L’essor de l’intelligence artificielle générative pourrait provoquer d’ici 2028 une baisse mondiale de 24 % des revenus des créateurs de musique et de 21 % pour les créateurs audiovisuels, soit près de 8,5 milliards d’euros par an cumulés, selon un nouveau rapport de l’Organisation des Nations Unies pour l’éducation, la science et la culture (Unesco).
L’Unesco met en garde contre plusieurs risques majeurs liés au développement rapide de l’IA : remplacement du travail humain, utilisation sans licence de données protégées par le droit d’auteur, et menaces croissantes sur la diversité culturelle et linguistique.
Ces projections s’inscrivent dans une transformation profonde de l’économie créative, déjà fragilisée par la transition numérique, qui a élargi l’accès aux outils et aux publics tout en accentuant les inégalités et la précarité économique.
« Le rapport de l’Unesco appelle à un soutien renouvelé et renforcé aux artistes et aux professionnels de la culture alors que l’IA et les transformations numériques remodèlent les industries créatives », a déclaré Khaled El-Enany, directeur général de l’Unesco, précisant que le document propose plus de 8 100 mesures politiques pour accompagner cette mutation.
Le rapport souligne qu’aujourd’hui, les revenus numériques représentent 35 % des revenus des créateurs, contre 17 % en 2018, marquant un changement structurel accompagné d’une instabilité accrue et d’une exposition renforcée aux violations de la propriété intellectuelle.
S’appuyant sur des données issues de plus de 120 pays, cette nouvelle édition sur la créativité analyse un paysage culturel en rapide évolution, façonné par l’IA, la transformation numérique et les tensions sur la liberté artistique.
L’Unesco s’inquiète par ailleurs de l’inondation d’Internet par des contenus « synthétiques » générés par l’IA, susceptibles de menacer la qualité et la diversité des œuvres. « Ces contenus, générés entièrement à partir de commandes d’IA avec une contribution humaine limitée, imitent les styles existants d’œuvres protégées par le droit d’auteur », note le rapport.

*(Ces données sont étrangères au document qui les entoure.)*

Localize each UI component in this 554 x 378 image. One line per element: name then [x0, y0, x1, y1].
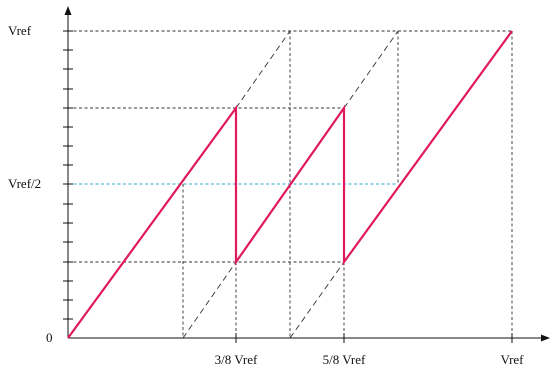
diag-upper-2 [343, 30, 399, 109]
y-axis-ticks [63, 30, 73, 320]
diag-upper-1 [235, 30, 291, 109]
x-label-vref: Vref [500, 352, 524, 367]
y-label-half-vref: Vref/2 [8, 176, 41, 191]
x-axis-ticks [235, 333, 513, 343]
vertical-guide-lines [182, 31, 513, 338]
x-label-five-eighths: 5/8 Vref [323, 352, 366, 367]
transfer-curve [67, 30, 513, 339]
y-axis-arrow-icon [64, 6, 72, 15]
diag-lower-2 [289, 261, 345, 339]
y-label-vref: Vref [8, 23, 32, 38]
y-label-zero: 0 [46, 330, 53, 345]
diagonal-extension-lines [182, 30, 399, 339]
diag-lower-1 [182, 261, 237, 339]
axes [67, 14, 541, 339]
x-axis-arrow-icon [541, 334, 550, 342]
x-label-three-eighths: 3/8 Vref [215, 352, 258, 367]
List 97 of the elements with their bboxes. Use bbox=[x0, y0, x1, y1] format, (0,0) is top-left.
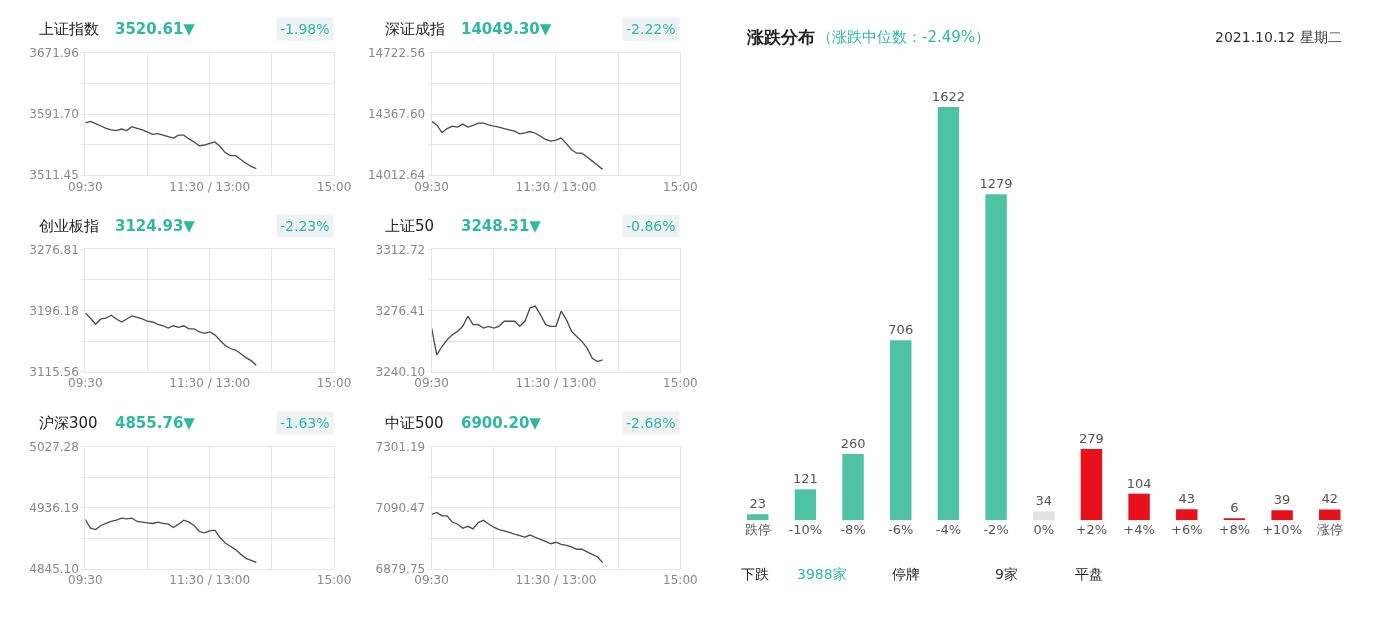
chart-subtitle: 3124.93▼ bbox=[115, 217, 196, 235]
y-tick-label: 7301.19 bbox=[375, 440, 426, 455]
chart-title: 沪深300 bbox=[39, 414, 98, 432]
chart-subtitle: 6900.20▼ bbox=[461, 414, 542, 432]
x-tick-label: +10% bbox=[1262, 522, 1302, 538]
bar bbox=[1271, 510, 1293, 521]
bar bbox=[842, 453, 864, 521]
text: 下跌 bbox=[741, 566, 769, 582]
data-label: 121 bbox=[792, 471, 818, 487]
chart-title: 上证50 bbox=[385, 217, 435, 235]
data-label: 23 bbox=[749, 496, 767, 512]
data-label: 6 bbox=[1230, 500, 1239, 516]
y-tick-label: 14367.60 bbox=[367, 107, 426, 122]
text: 3988家 bbox=[797, 566, 847, 582]
x-tick-label: 15:00 bbox=[316, 179, 352, 194]
x-tick-label: 11:30 / 13:00 bbox=[515, 375, 597, 390]
bar bbox=[937, 106, 960, 521]
x-tick-label: 11:30 / 13:00 bbox=[169, 375, 251, 390]
x-tick-label: 11:30 / 13:00 bbox=[515, 179, 597, 194]
chart-subtitle: 3520.61▼ bbox=[115, 20, 196, 38]
y-tick-label: 4936.19 bbox=[29, 501, 79, 516]
x-tick-label: -2% bbox=[983, 522, 1009, 538]
data-label: 260 bbox=[840, 435, 866, 451]
x-tick-label: 09:30 bbox=[67, 573, 103, 588]
text: 停牌 bbox=[892, 566, 920, 582]
x-tick-label: 15:00 bbox=[316, 573, 352, 588]
data-label: 42 bbox=[1321, 491, 1339, 507]
line-series bbox=[85, 312, 257, 366]
data-label: 104 bbox=[1126, 475, 1152, 491]
bar bbox=[747, 514, 769, 521]
x-tick-label: -10% bbox=[788, 522, 823, 538]
y-tick-label: 3312.72 bbox=[375, 242, 426, 257]
text: -1.63% bbox=[280, 415, 330, 431]
chart-title: 中证500 bbox=[385, 414, 444, 432]
bar bbox=[1080, 449, 1103, 521]
x-tick-label: 11:30 / 13:00 bbox=[169, 179, 251, 194]
y-tick-label: 3276.41 bbox=[375, 303, 426, 318]
bar bbox=[890, 340, 912, 521]
bar bbox=[794, 489, 817, 521]
text: 9家 bbox=[995, 566, 1018, 582]
x-tick-label: 0% bbox=[1033, 522, 1055, 538]
bar bbox=[1223, 518, 1246, 521]
chart-subtitle: 3248.31▼ bbox=[461, 217, 542, 235]
data-label: 39 bbox=[1273, 492, 1291, 508]
y-tick-label: 3671.96 bbox=[29, 46, 79, 61]
data-label: 34 bbox=[1035, 493, 1053, 509]
x-tick-label: +8% bbox=[1218, 522, 1251, 538]
data-label: 1279 bbox=[979, 176, 1013, 192]
x-tick-label: 15:00 bbox=[663, 573, 698, 588]
data-label: 279 bbox=[1079, 431, 1104, 447]
x-tick-label: 11:30 / 13:00 bbox=[169, 573, 251, 588]
line-series bbox=[85, 120, 257, 170]
chart-title: 上证指数 bbox=[39, 20, 99, 38]
data-label: 43 bbox=[1178, 491, 1196, 507]
chart-subtitle: 14049.30▼ bbox=[461, 20, 552, 38]
x-tick-label: -8% bbox=[840, 522, 866, 538]
chart-subtitle: （涨跌中位数：-2.49%） bbox=[817, 28, 991, 46]
x-tick-label: 11:30 / 13:00 bbox=[515, 573, 597, 588]
line-series bbox=[431, 511, 604, 564]
bar bbox=[1176, 509, 1198, 521]
chart-subtitle: 4855.76▼ bbox=[115, 414, 196, 432]
text: -2.68% bbox=[626, 415, 676, 431]
data-label: 1622 bbox=[931, 88, 965, 104]
chart-title: 涨跌分布 bbox=[746, 27, 815, 47]
chart-title: 深证成指 bbox=[385, 20, 445, 38]
x-tick-label: 09:30 bbox=[414, 573, 449, 588]
text: 2021.10.12 星期二 bbox=[1215, 29, 1342, 45]
bar bbox=[1128, 493, 1150, 521]
text: -2.22% bbox=[626, 21, 676, 37]
text: 平盘 bbox=[1075, 566, 1103, 582]
x-tick-label: +4% bbox=[1123, 522, 1155, 538]
data-label: 706 bbox=[888, 322, 914, 338]
x-tick-label: +2% bbox=[1075, 522, 1108, 538]
line-series bbox=[431, 305, 604, 363]
bar bbox=[1033, 511, 1055, 521]
x-tick-label: +6% bbox=[1171, 522, 1203, 538]
x-tick-label: -4% bbox=[935, 522, 962, 538]
bar bbox=[985, 194, 1007, 521]
text: -1.98% bbox=[280, 21, 330, 37]
line-series bbox=[431, 120, 604, 171]
x-tick-label: 15:00 bbox=[663, 179, 698, 194]
chart-title: 创业板指 bbox=[39, 217, 99, 235]
x-tick-label: 涨停 bbox=[1316, 522, 1343, 538]
y-tick-label: 3276.81 bbox=[29, 242, 79, 257]
y-tick-label: 14722.56 bbox=[367, 46, 426, 61]
text: -0.86% bbox=[626, 218, 676, 234]
bar bbox=[1319, 509, 1341, 521]
y-tick-label: 7090.47 bbox=[375, 501, 426, 516]
y-tick-label: 3591.70 bbox=[29, 107, 79, 122]
text: -2.23% bbox=[280, 218, 330, 234]
y-tick-label: 3196.18 bbox=[29, 303, 79, 318]
x-tick-label: 15:00 bbox=[316, 375, 352, 390]
x-tick-label: 跌停 bbox=[744, 522, 771, 538]
x-tick-label: 15:00 bbox=[663, 375, 698, 390]
line-series bbox=[85, 517, 257, 564]
y-tick-label: 5027.28 bbox=[29, 440, 79, 455]
x-tick-label: -6% bbox=[888, 522, 914, 538]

Ce dernier alerte sur un risque d’« effondrement du modèle » à mesure que les bases d’entraînement se saturent de productions artificielles.
Malgré ces risques, certains contenus générés par l’IA connaissent un succès fulgurant : des chansons créées par des algorithmes ont atteint les classements de Spotify et Billboard.
Selon une étude de la plateforme Deezer, plus de 50 000 titres générés par des robots sont téléchargés chaque jour, la majorité des auditeurs ne distinguant pas la musique artificielle de celle produite par des humains.
Face à ces évolutions, l’organisme onusien recommande l’adoption de cadres de gouvernance clairs pour la culture numérique et l’IA, afin d’assurer un développement éthique, inclusif et durable, tout en protégeant les droits de propriété intellectuelle.
Ces recommandations interviennent alors que le commerce mondial des biens culturels a doublé pour atteindre 254 milliards de dollars en 2023, dont 46 % proviennent des pays en développement, lesquels ne représentent toutefois qu’un peu plus de 20 % du commerce des services culturels.
Le financement public direct de la culture, inférieur à 0,6 % du PIB mondial, continue par ailleurs de reculer, accentuant la fragilisation des créateurs.